Nemotron 3 Ultra
Also known as: NVIDIA Nemotron Ultra, Nemotron Ultra 550B
Nemotron 3 Ultra is a Mixture-of-Experts (MoE) model: it has 550 billion total parameters but only activates about 55 billion of them per token. That sparsity is why it can serve over 300 tokens per second at inference time, a speed most models this large cannot match. NVIDIA released the weights on June 4, 2026, alongside training data and recipes, under a permissive Linux Foundation license that allows commercial use.

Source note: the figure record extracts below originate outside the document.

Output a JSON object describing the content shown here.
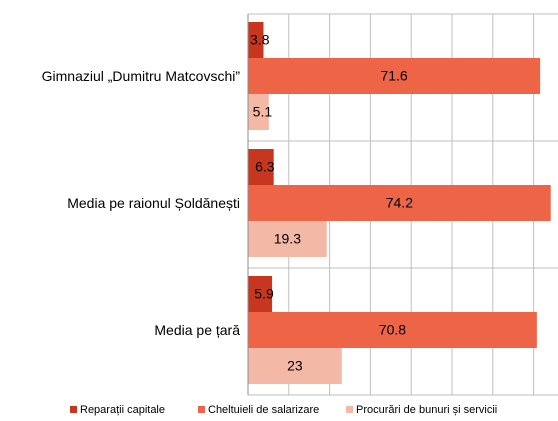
{
  "chart_data": {
    "type": "hbar",
    "categories": [
      "Gimnaziul „Dumitru Matcovschi”",
      "Media pe raionul Șoldănești",
      "Media pe țară"
    ],
    "series": [
      {
        "name": "Reparații capitale",
        "color": "#c9361f",
        "values": [
          3.8,
          6.3,
          5.9
        ]
      },
      {
        "name": "Cheltuieli de salarizare",
        "color": "#ed6447",
        "values": [
          71.6,
          74.2,
          70.8
        ]
      },
      {
        "name": "Procurări de bunuri și servicii",
        "color": "#f4b8a6",
        "values": [
          5.1,
          19.3,
          23
        ]
      }
    ],
    "xlim": [
      0,
      80
    ],
    "xticks": [
      0,
      10,
      20,
      30,
      40,
      50,
      60,
      70
    ],
    "grid": true,
    "legend": "bottom"
  }
}
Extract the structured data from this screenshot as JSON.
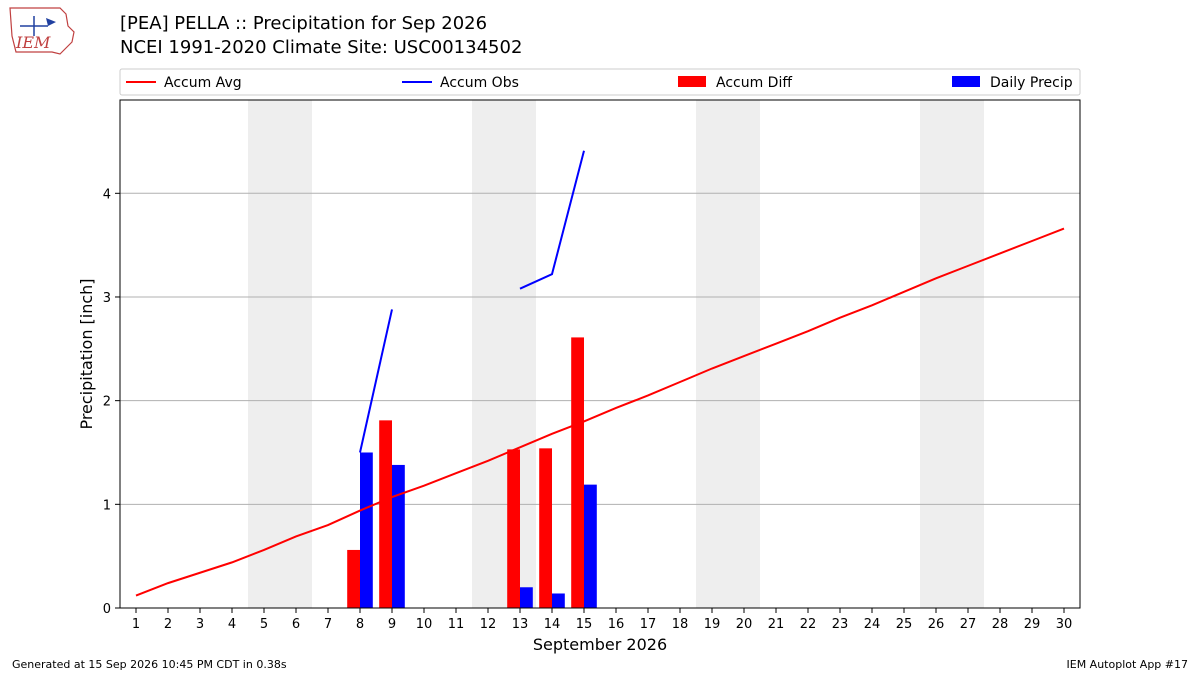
{
  "header": {
    "title_line1": "[PEA] PELLA :: Precipitation for Sep 2026",
    "title_line2": "NCEI 1991-2020 Climate Site: USC00134502",
    "logo_text": "IEM"
  },
  "footer": {
    "left": "Generated at 15 Sep 2026 10:45 PM CDT in 0.38s",
    "right": "IEM Autoplot App #17"
  },
  "colors": {
    "accum_avg": "#ff0000",
    "accum_obs": "#0000ff",
    "accum_diff": "#ff0000",
    "daily_precip": "#0000ff",
    "weekend_shade": "#eeeeee",
    "grid": "#b0b0b0"
  },
  "chart_data": {
    "type": "bar",
    "xlabel": "September 2026",
    "ylabel": "Precipitation [inch]",
    "xlim": [
      0.5,
      30.5
    ],
    "ylim": [
      0,
      4.9
    ],
    "x_ticks": [
      1,
      2,
      3,
      4,
      5,
      6,
      7,
      8,
      9,
      10,
      11,
      12,
      13,
      14,
      15,
      16,
      17,
      18,
      19,
      20,
      21,
      22,
      23,
      24,
      25,
      26,
      27,
      28,
      29,
      30
    ],
    "y_ticks": [
      0,
      1,
      2,
      3,
      4
    ],
    "grid": "horizontal",
    "legend_position": "top",
    "shaded_days": [
      [
        5,
        6
      ],
      [
        12,
        13
      ],
      [
        19,
        20
      ],
      [
        26,
        27
      ]
    ],
    "series": [
      {
        "name": "Accum Avg",
        "kind": "line",
        "x": [
          1,
          2,
          3,
          4,
          5,
          6,
          7,
          8,
          9,
          10,
          11,
          12,
          13,
          14,
          15,
          16,
          17,
          18,
          19,
          20,
          21,
          22,
          23,
          24,
          25,
          26,
          27,
          28,
          29,
          30
        ],
        "values": [
          0.12,
          0.24,
          0.34,
          0.44,
          0.56,
          0.69,
          0.8,
          0.94,
          1.07,
          1.18,
          1.3,
          1.42,
          1.55,
          1.68,
          1.8,
          1.93,
          2.05,
          2.18,
          2.31,
          2.43,
          2.55,
          2.67,
          2.8,
          2.92,
          3.05,
          3.18,
          3.3,
          3.42,
          3.54,
          3.66
        ]
      },
      {
        "name": "Accum Obs",
        "kind": "line",
        "segments": [
          {
            "x": [
              8,
              9
            ],
            "values": [
              1.5,
              2.88
            ]
          },
          {
            "x": [
              13,
              14,
              15
            ],
            "values": [
              3.08,
              3.22,
              4.41
            ]
          }
        ]
      },
      {
        "name": "Accum Diff",
        "kind": "bar",
        "x": [
          8,
          9,
          13,
          14,
          15
        ],
        "values": [
          0.56,
          1.81,
          1.53,
          1.54,
          2.61
        ]
      },
      {
        "name": "Daily Precip",
        "kind": "bar",
        "x": [
          8,
          9,
          13,
          14,
          15
        ],
        "values": [
          1.5,
          1.38,
          0.2,
          0.14,
          1.19
        ]
      }
    ]
  }
}
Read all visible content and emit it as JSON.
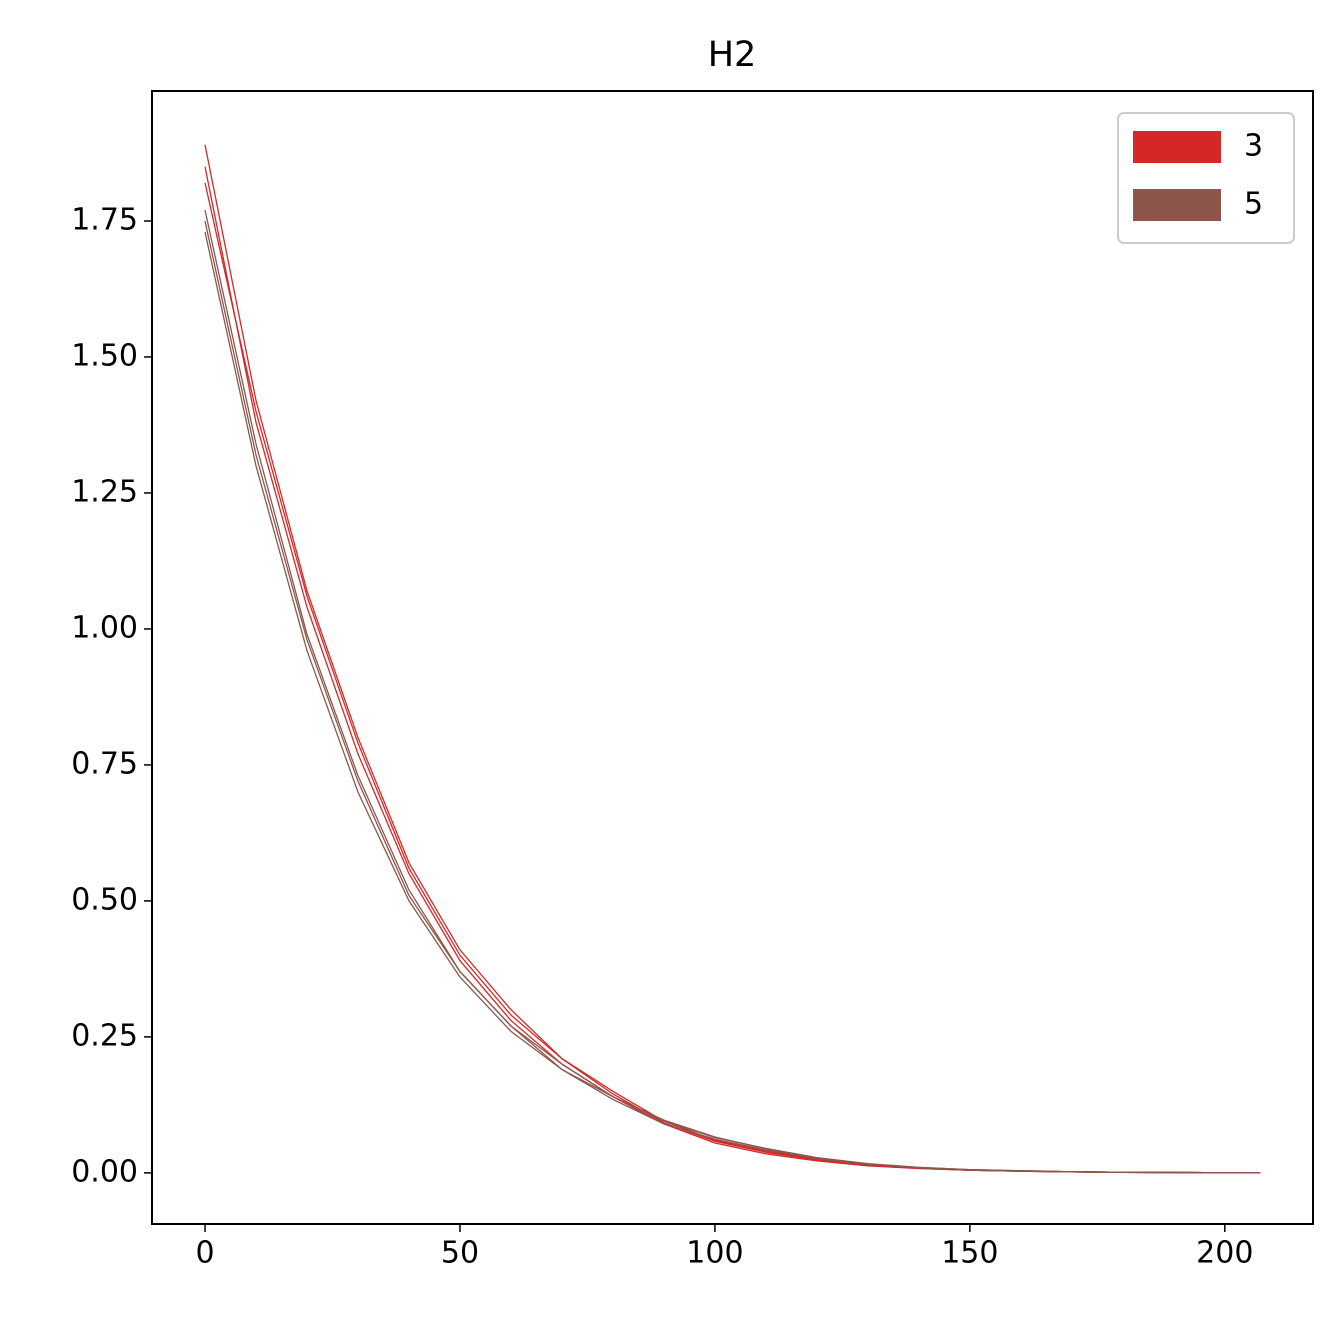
{
  "chart_data": {
    "type": "line",
    "title": "H2",
    "x": [
      0,
      10,
      20,
      30,
      40,
      50,
      60,
      70,
      80,
      90,
      100,
      110,
      120,
      130,
      140,
      150,
      160,
      170,
      180,
      190,
      200,
      207
    ],
    "series": [
      {
        "name": "3",
        "color": "#d62728",
        "runs": [
          [
            1.89,
            1.42,
            1.07,
            0.8,
            0.57,
            0.41,
            0.3,
            0.21,
            0.15,
            0.095,
            0.06,
            0.04,
            0.025,
            0.015,
            0.009,
            0.005,
            0.003,
            0.002,
            0.001,
            0.001,
            0.0,
            0.0
          ],
          [
            1.85,
            1.38,
            1.04,
            0.77,
            0.55,
            0.39,
            0.28,
            0.2,
            0.14,
            0.09,
            0.055,
            0.035,
            0.022,
            0.013,
            0.008,
            0.005,
            0.003,
            0.002,
            0.001,
            0.0,
            0.0,
            0.0
          ],
          [
            1.82,
            1.4,
            1.06,
            0.79,
            0.56,
            0.4,
            0.29,
            0.21,
            0.145,
            0.092,
            0.058,
            0.038,
            0.024,
            0.014,
            0.008,
            0.005,
            0.003,
            0.002,
            0.001,
            0.001,
            0.0,
            0.0
          ]
        ]
      },
      {
        "name": "5",
        "color": "#8c564b",
        "runs": [
          [
            1.77,
            1.34,
            0.99,
            0.73,
            0.52,
            0.37,
            0.27,
            0.19,
            0.14,
            0.095,
            0.065,
            0.045,
            0.028,
            0.017,
            0.01,
            0.006,
            0.004,
            0.002,
            0.001,
            0.001,
            0.0,
            0.0
          ],
          [
            1.73,
            1.3,
            0.96,
            0.7,
            0.5,
            0.36,
            0.26,
            0.19,
            0.135,
            0.09,
            0.062,
            0.042,
            0.026,
            0.016,
            0.009,
            0.005,
            0.003,
            0.002,
            0.001,
            0.0,
            0.0,
            0.0
          ],
          [
            1.75,
            1.32,
            0.98,
            0.72,
            0.51,
            0.37,
            0.27,
            0.2,
            0.14,
            0.097,
            0.066,
            0.044,
            0.027,
            0.016,
            0.01,
            0.006,
            0.004,
            0.002,
            0.001,
            0.001,
            0.0,
            0.0
          ]
        ]
      }
    ],
    "xlim": [
      -10.4,
      217.3
    ],
    "xticks": [
      0,
      50,
      100,
      150,
      200
    ],
    "ylim": [
      -0.094,
      1.989
    ],
    "yticks": [
      {
        "value": 0,
        "label": "0.00"
      },
      {
        "value": 0.25,
        "label": "0.25"
      },
      {
        "value": 0.5,
        "label": "0.50"
      },
      {
        "value": 0.75,
        "label": "0.75"
      },
      {
        "value": 1,
        "label": "1.00"
      },
      {
        "value": 1.25,
        "label": "1.25"
      },
      {
        "value": 1.5,
        "label": "1.50"
      },
      {
        "value": 1.75,
        "label": "1.75"
      }
    ],
    "legend": "upper-right"
  }
}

On the Artificial Analysis Intelligence Index, it scores 48 — the highest of any US open-weights model ever released, and well ahead of the previous US leader. The honest caveat: China's open-weights frontier (Kimi K2.6 at 54, DeepSeek V4 Pro) still leads globally. Nemotron 3 Ultra closes but does not erase that gap.
For builders, the relevant angle is the agentic design intent. NVIDIA built this model specifically for multi-step agent pipelines: planning, tool calling, delegating to subagents, reading observations, recovering from errors across hundreds of turns. It's available via Hugging Face, OpenRouter, and NVIDIA NIM (NVIDIA's hosted inference service), and is self-hostable on vLLM, SGLang, and TRT-LLM — but self-hosting requires datacenter GPU infrastructure.